When Grant Green Jr. was a child, he used to enjoy watching his father, one of the most renowned jazz guitarists, play his instrument.
Yet while the younger musician would eventually pursue his own career on the same instrument, he didn’t receive a single lesson from his father.
“My dad never taught me anything about the guitar, nothing,” Green says. He laughs about it now because there are no hard feelings. His father, whose many LPs for Blue Note Records in the ’60s helped define the modern jazz guitar sound, had the boy’s best interests at heart. “My dad never wanted him to be a musician,” Green explains. “He wanted me to be a doctor or a lawyer. The music business is tough; it’s a hard life. And when he was coming up, with all the drugs and stuff, it was In fact difficult. He didn’t want to see me go through that. But he was determined ”.
So determined, he says, that “I would watch him play and then I would go home and imitate everything I had just seen him do. And from that moment on, he started to take me seriously. But he still never taught me anything about the guitar.
Green is now 67 years old and has long enjoyed a successful career of his own as a jazz guitarist. The last release of him, Thank you Mr. Bacharachdives deep into the music of Burt Bacharach [who passed away on February 8], which includes tracks made popular by Dionne Warwick like “Walk on By” and “Anyone Who Had a Heart,” as well as “The Look of Love,” a US hit for both Dusty Springfield and Sérgio Mendes. Green also samples “Wives and Lovers,” a selection made famous by vocalist Jack Jones. Thankfully, though he does sing, Green wisely cut it as an instrumental, avoiding the overtly sexist. mad Men-ready lyrics written by Bacharach’s main writing partner, Hal David.
The album was recorded live in an Atlanta-area studio, rather than pieced together one instrument at a time, as so many recordings are done today. “I have to interact with the musicians,” Green says. “Sometimes someone else will have an idea. So we can test that idea. I love the camaraderie.”
Growing up with a famous musician for a father, Green was used to seeing other well-known musicians visiting his family home, including other Blue Note artists such as Stanley Turrentine and Lou Donaldson. A friend of Green’s father, George Benson, did show you some things on the guitar. Ultimately though, the younger musician realized that he needed to find his own style and sound, that playing the instrument in the same way as his father would only invite comparisons. “If my last name is Green,” he says, “and I’m his son, you’ll always be compared. If he had played another instrument, it probably would have been easier.”
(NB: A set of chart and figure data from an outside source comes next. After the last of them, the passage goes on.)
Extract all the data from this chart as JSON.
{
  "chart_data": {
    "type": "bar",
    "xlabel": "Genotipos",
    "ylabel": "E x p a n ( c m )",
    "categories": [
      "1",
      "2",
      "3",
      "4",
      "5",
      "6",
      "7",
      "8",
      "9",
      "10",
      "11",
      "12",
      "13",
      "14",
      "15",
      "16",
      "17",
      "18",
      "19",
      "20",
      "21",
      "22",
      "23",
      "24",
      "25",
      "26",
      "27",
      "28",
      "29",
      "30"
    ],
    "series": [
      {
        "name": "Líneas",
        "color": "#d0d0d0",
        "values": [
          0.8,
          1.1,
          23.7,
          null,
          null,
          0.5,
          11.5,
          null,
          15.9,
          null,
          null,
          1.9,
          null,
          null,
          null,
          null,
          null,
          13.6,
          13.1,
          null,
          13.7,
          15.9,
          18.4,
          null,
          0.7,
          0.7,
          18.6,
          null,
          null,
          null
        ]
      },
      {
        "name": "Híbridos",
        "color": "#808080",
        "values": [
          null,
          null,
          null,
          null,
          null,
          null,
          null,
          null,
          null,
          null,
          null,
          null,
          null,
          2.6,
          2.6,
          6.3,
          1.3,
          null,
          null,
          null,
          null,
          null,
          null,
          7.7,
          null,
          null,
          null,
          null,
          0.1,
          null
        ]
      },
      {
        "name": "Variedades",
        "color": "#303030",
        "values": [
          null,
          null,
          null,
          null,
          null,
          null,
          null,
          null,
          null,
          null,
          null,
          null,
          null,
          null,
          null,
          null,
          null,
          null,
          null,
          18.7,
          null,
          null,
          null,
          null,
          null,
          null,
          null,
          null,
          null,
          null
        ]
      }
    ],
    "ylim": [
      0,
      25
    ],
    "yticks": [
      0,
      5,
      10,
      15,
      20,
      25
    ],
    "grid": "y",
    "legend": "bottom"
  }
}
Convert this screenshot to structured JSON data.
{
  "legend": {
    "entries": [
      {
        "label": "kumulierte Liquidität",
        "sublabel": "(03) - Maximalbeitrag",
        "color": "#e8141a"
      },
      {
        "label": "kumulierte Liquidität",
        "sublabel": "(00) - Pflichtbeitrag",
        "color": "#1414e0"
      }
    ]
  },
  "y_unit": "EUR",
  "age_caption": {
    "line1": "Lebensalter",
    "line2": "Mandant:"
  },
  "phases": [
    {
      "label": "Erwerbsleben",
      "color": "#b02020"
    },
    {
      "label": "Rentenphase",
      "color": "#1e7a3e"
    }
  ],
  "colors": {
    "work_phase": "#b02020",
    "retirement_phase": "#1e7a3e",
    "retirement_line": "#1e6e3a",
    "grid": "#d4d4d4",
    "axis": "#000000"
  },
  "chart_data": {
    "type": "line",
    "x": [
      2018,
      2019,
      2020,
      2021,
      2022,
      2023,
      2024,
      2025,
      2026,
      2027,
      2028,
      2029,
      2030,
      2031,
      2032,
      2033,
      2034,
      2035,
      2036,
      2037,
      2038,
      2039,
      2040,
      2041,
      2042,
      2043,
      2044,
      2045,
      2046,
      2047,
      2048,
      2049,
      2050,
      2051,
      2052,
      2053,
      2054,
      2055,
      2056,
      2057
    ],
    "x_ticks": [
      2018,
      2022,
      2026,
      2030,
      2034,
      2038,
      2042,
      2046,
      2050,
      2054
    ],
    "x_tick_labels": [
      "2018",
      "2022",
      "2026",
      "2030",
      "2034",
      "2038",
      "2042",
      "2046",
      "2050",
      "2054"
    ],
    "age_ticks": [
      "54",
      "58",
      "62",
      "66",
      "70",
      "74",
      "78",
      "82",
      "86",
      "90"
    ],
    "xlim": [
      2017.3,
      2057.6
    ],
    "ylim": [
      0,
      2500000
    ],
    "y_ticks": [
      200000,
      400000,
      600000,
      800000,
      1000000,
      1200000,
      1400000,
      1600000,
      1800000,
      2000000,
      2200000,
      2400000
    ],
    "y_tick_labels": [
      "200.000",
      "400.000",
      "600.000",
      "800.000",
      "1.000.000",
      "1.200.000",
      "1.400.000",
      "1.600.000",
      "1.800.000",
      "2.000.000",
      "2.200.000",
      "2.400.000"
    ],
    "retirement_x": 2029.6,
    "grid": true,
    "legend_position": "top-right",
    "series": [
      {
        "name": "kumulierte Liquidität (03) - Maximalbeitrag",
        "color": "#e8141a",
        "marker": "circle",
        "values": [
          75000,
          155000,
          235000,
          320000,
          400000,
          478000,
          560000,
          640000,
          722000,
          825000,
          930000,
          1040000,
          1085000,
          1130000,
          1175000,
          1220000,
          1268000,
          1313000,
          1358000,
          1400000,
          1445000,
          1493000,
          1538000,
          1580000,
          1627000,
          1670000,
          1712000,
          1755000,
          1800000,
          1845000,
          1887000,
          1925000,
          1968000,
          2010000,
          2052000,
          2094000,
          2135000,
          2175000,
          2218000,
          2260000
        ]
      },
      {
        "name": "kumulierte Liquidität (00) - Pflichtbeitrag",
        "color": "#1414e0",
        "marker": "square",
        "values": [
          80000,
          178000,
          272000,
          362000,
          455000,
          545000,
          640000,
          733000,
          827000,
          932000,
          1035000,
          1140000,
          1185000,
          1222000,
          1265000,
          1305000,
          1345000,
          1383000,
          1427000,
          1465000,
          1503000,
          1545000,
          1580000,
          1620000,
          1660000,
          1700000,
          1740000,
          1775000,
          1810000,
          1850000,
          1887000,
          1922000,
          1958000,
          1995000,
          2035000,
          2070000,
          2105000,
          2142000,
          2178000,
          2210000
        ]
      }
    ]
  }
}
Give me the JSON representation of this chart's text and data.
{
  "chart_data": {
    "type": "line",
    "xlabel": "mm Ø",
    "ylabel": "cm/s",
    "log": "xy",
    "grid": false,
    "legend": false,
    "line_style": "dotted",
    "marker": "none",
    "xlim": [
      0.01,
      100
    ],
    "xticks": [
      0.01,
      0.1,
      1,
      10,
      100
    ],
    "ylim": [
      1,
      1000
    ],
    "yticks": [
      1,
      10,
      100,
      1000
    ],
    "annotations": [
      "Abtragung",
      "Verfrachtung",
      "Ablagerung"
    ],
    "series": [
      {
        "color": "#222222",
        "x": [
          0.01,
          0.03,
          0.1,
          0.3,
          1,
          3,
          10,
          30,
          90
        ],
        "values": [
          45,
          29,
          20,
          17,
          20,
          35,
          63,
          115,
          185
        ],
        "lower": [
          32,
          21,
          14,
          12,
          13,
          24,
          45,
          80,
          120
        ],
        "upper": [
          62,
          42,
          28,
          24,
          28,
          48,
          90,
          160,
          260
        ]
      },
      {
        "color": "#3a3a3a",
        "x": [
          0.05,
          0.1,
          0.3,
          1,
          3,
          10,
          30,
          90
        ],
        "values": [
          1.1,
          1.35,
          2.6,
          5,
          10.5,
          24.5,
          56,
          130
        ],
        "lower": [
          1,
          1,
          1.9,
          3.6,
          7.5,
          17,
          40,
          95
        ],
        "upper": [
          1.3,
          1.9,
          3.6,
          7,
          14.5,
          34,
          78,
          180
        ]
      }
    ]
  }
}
Expanding his sphere of influences beyond jazz was one way Green ensured that his own playing encompassed ideas unlike anything his father did. He cites Jeff Beck, Steve Howe of Yes and the lesser known Buzz Feiten as some of his favorite guitarists. And simply because he grew up in Detroit in the ’60s, Green couldn’t help but be influenced by Motown artists. In fact, Stevie Wonder, whose parents were the Greens’ next-door neighbors, was a friend.
“I knew Stevie quite well. Her brother and I used to have a band,” says Green. He talks about an incident where, after a Wonder concert, the superstar’s parents threw a party at her house. “They had a champagne fountain. I had never seen a champagne fountain before and thought it was the best thing I had ever seen,” says Green. However, things got a little out of hand when Wonder “got a little tipsy” by putting his mouth directly under the fountain and ended up wrestling Green on the ground. “There was this lady, and she kept yelling, ‘Be careful; Don’t hurt Steve! Meanwhile, he’s suffocating me!”
Green has a plethora of stories that he likes to tell, including the time he went to a Grateful Dead concert in New York City, where he was living at the time. Invited to hang out in Bob Weir’s hotel room afterward, Green brought his guitar. An associate of Weir’s warned him to stay away when the other musicians were playing, to just play quietly behind them. Instead, the jazz-trained musician began a sweet rendition of the Erroll Garner-penned standard “Misty.”
“Bob came over and sat across from me, crossed his legs and watched me play,” Green says. “The guy who had told me not to play fell flat on his face. I mean, who says that to someone? I never found out who he was and never saw him again, but I do remember Bob Weir sitting there and looking at me.”